I was also stunned by this comment: “I’m not sure that Justin Trudeau declaring there is ‘no core identity, no mainstream in Canada’ counts as a Spenglerian moment in the story of Western decline.”

The prime minister of Canada announces with pride that his country has no core identity, and you don’t think that counts as an example of a declining civilization?

The prime minister of Canada announces with pride that his country has no core identity, and you don’t think that counts as an example of a declining civilization?

Another upsetting passage: “To suggest that Vladimir Putin is a distant nuisance but Maggie Haberman or David Sanger is an existential threat to our civilization isn’t seeing things plain, to put it mildly.”

The reason I found that troubling is that I never cited Haberman or Sanger, and you well know that no generalization includes every possible example — that’s what makes them generalizations. But I did specifically cite the writers in The Atlantic who equated Western civilization with white supremacy, and your substitution of your New York Times colleagues for the Atlantic commentators allowed you to avoid dealing with attacks on Western civilization by The Atlantic writers and other in the media.

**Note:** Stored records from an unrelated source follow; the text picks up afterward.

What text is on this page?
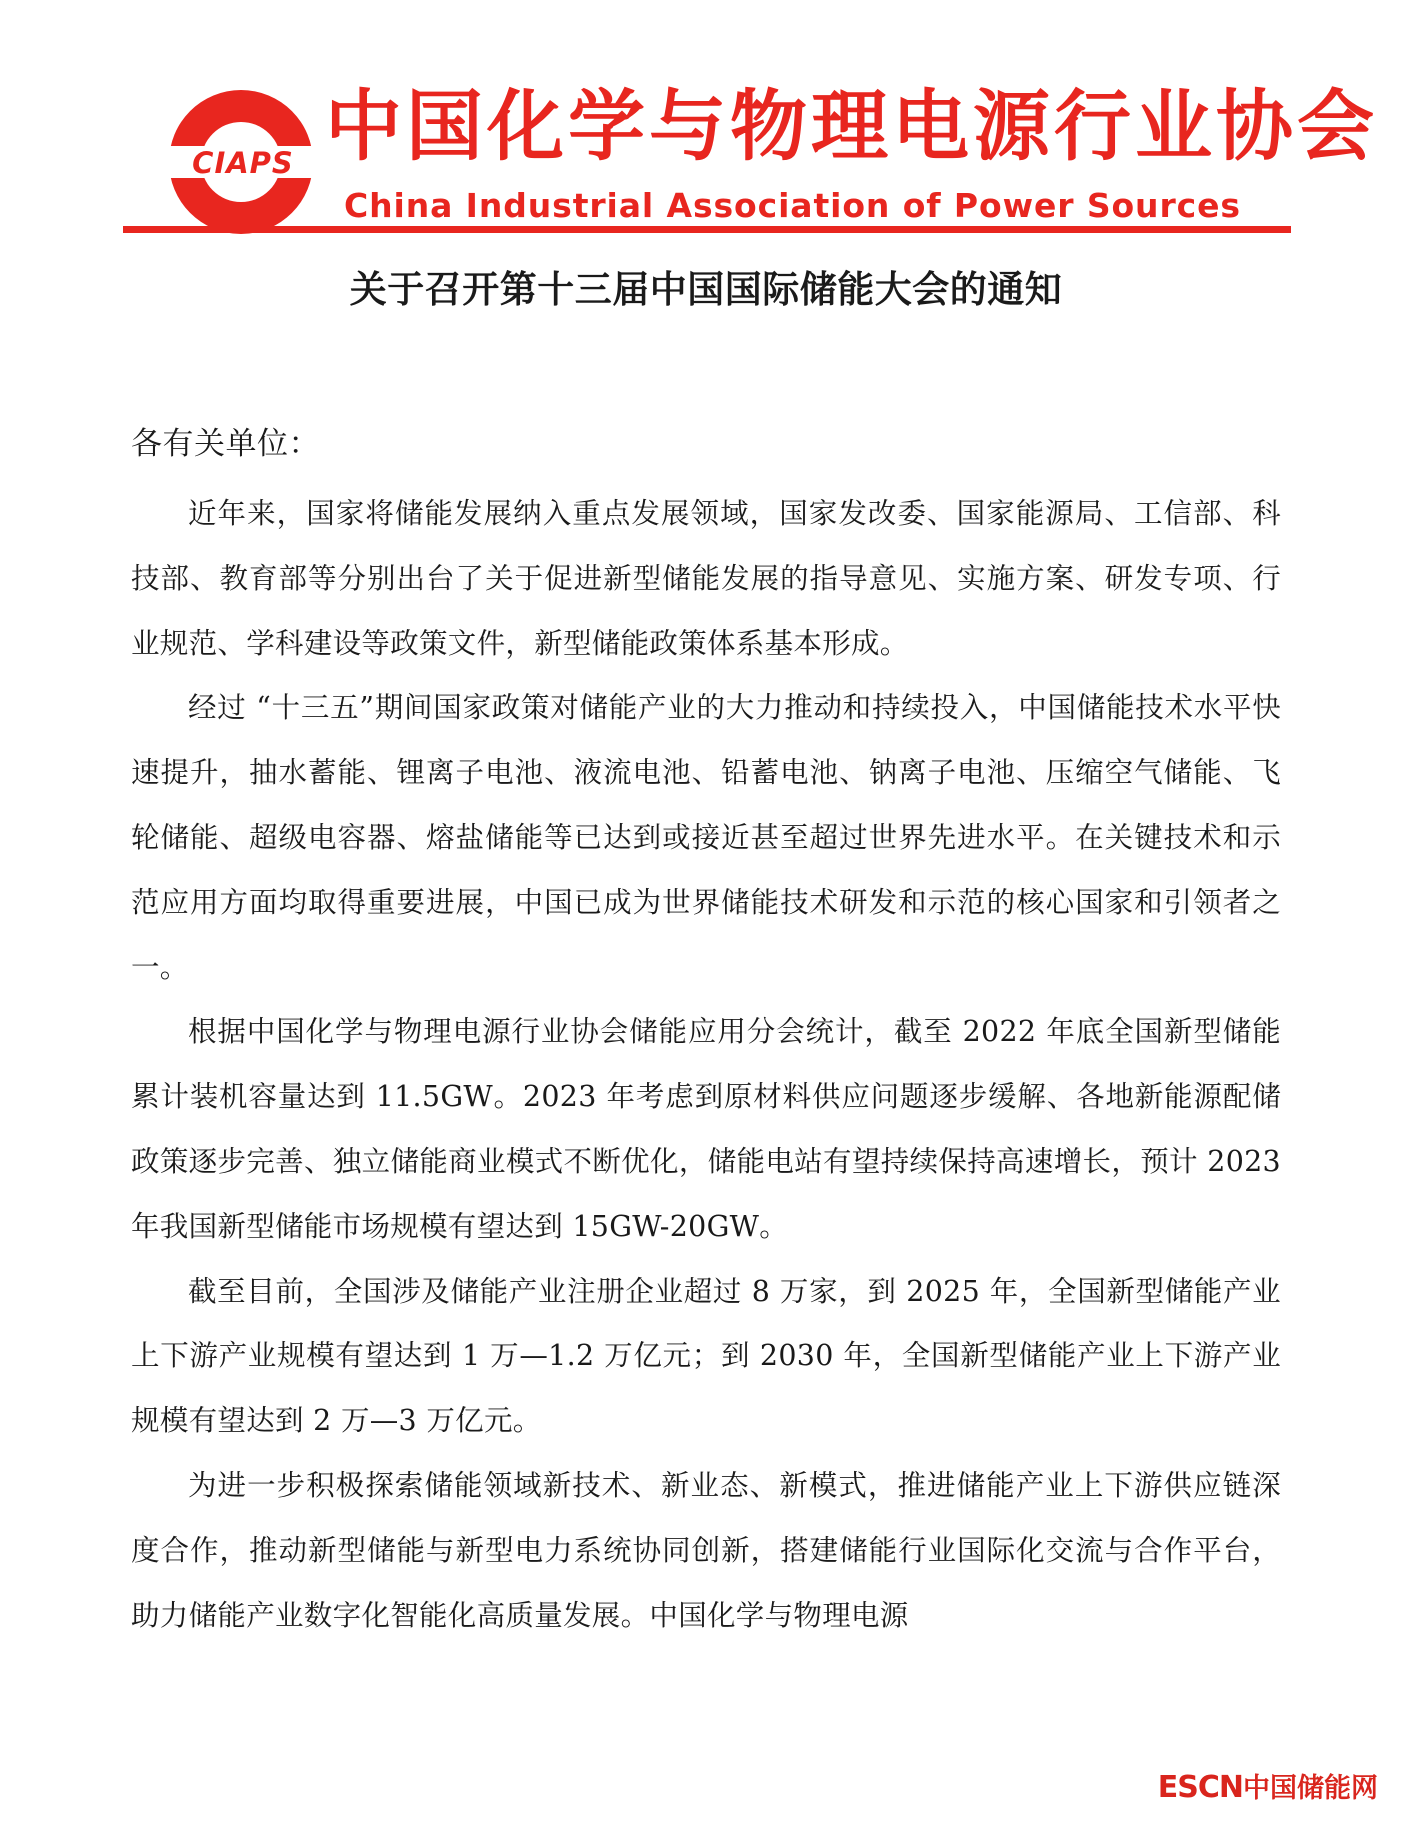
CIAPS 中国化学与物理电源行业协会
China Industrial Association of Power Sources
关于召开第十三届中国国际储能大会的通知
各有关单位：

近年来，国家将储能发展纳入重点发展领域，国家发改委、国家能源局、工信部、科技部、教育部等分别出台了关于促进新型储能发展的指导意见、实施方案、研发专项、行业规范、学科建设等政策文件，新型储能政策体系基本形成。

经过 “十三五”期间国家政策对储能产业的大力推动和持续投入，中国储能技术水平快速提升，抽水蓄能、锂离子电池、液流电池、铅蓄电池、钠离子电池、压缩空气储能、飞轮储能、超级电容器、熔盐储能等已达到或接近甚至超过世界先进水平。在关键技术和示范应用方面均取得重要进展，中国已成为世界储能技术研发和示范的核心国家和引领者之一。

根据中国化学与物理电源行业协会储能应用分会统计，截至 2022 年底全国新型储能累计装机容量达到 11.5GW。2023 年考虑到原材料供应问题逐步缓解、各地新能源配储政策逐步完善、独立储能商业模式不断优化，储能电站有望持续保持高速增长，预计 2023 年我国新型储能市场规模有望达到 15GW-20GW。

截至目前，全国涉及储能产业注册企业超过 8 万家，到 2025 年，全国新型储能产业上下游产业规模有望达到 1 万—1.2 万亿元；到 2030 年，全国新型储能产业上下游产业规模有望达到 2 万—3 万亿元。

为进一步积极探索储能领域新技术、新业态、新模式，推进储能产业上下游供应链深度合作，推动新型储能与新型电力系统协同创新，搭建储能行业国际化交流与合作平台，助力储能产业数字化智能化高质量发展。中国化学与物理电源

ESCN中国储能网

And despite the fact that neither my tweet nor my column said a word about Donald Trump, you devoted almost half your column to denouncing the president. Yet, as I wrote in the column, my tweet would have been just as accurate had I sent it out during the Obama administration or if Hillary Clinton were president.

Bret, to your great credit, you are a lonely voice of strong support for Israel at your newspaper. (Your readers should see the videos on the Middle East you made for Prager University; they have 8 million views for good reason.) Doesn’t the almost uniform hostility to Israel in the media and in academia trouble you? Does it trouble you that most Democrats in America hold a negative view of Israel? That Jewish students at many American, not to mention European, universities, fear expressing support for Israel or even wearing a yarmulke on campus? That so many young American Jews, influenced by the media and their professors, loathe Israel? I am certain all of that greatly troubles you. Is any of that Putin’s doing? Or is it all the result of the media and academia? (Your colleagues at the Times and elsewhere would almost certainly answer that Israel has brought all of the hostility on itself.)

You mentioned that you will be sending me a birthday gift, a book about Putin’s Russia: Nothing Is True and Everything Is Possible, by Peter Pomerantsev. I promise to read it. And I request a promise in return: Read the book I am sending you, The Strange Death of Europe, by the eminent British thinker, Douglas Murray. The book describes Europe’s suicide at the hands of its progressive elites — in particular, its multiculturalism-affirming political leaders and mendacious news media. (Regarding the mendacious media, read the report published this week in Germany about the dishonesty in the German media, which routinely substitutes left-wing opinion for facts in reporting the immigrant crisis in Germany.)

To the best of my recollection, in describing the death of European civilization, Murray doesn’t mention Putin once.

But perhaps the most troubling part of your response was your penultimate line: “Don’t be a hater, Dennis.”

Where did that come from? You cite not a single hateful word in my column — because there is none to cite. And “hater” has become the all-purpose left-wing epithet to dismiss conservatives. Why would my friend Bret Stephens use it?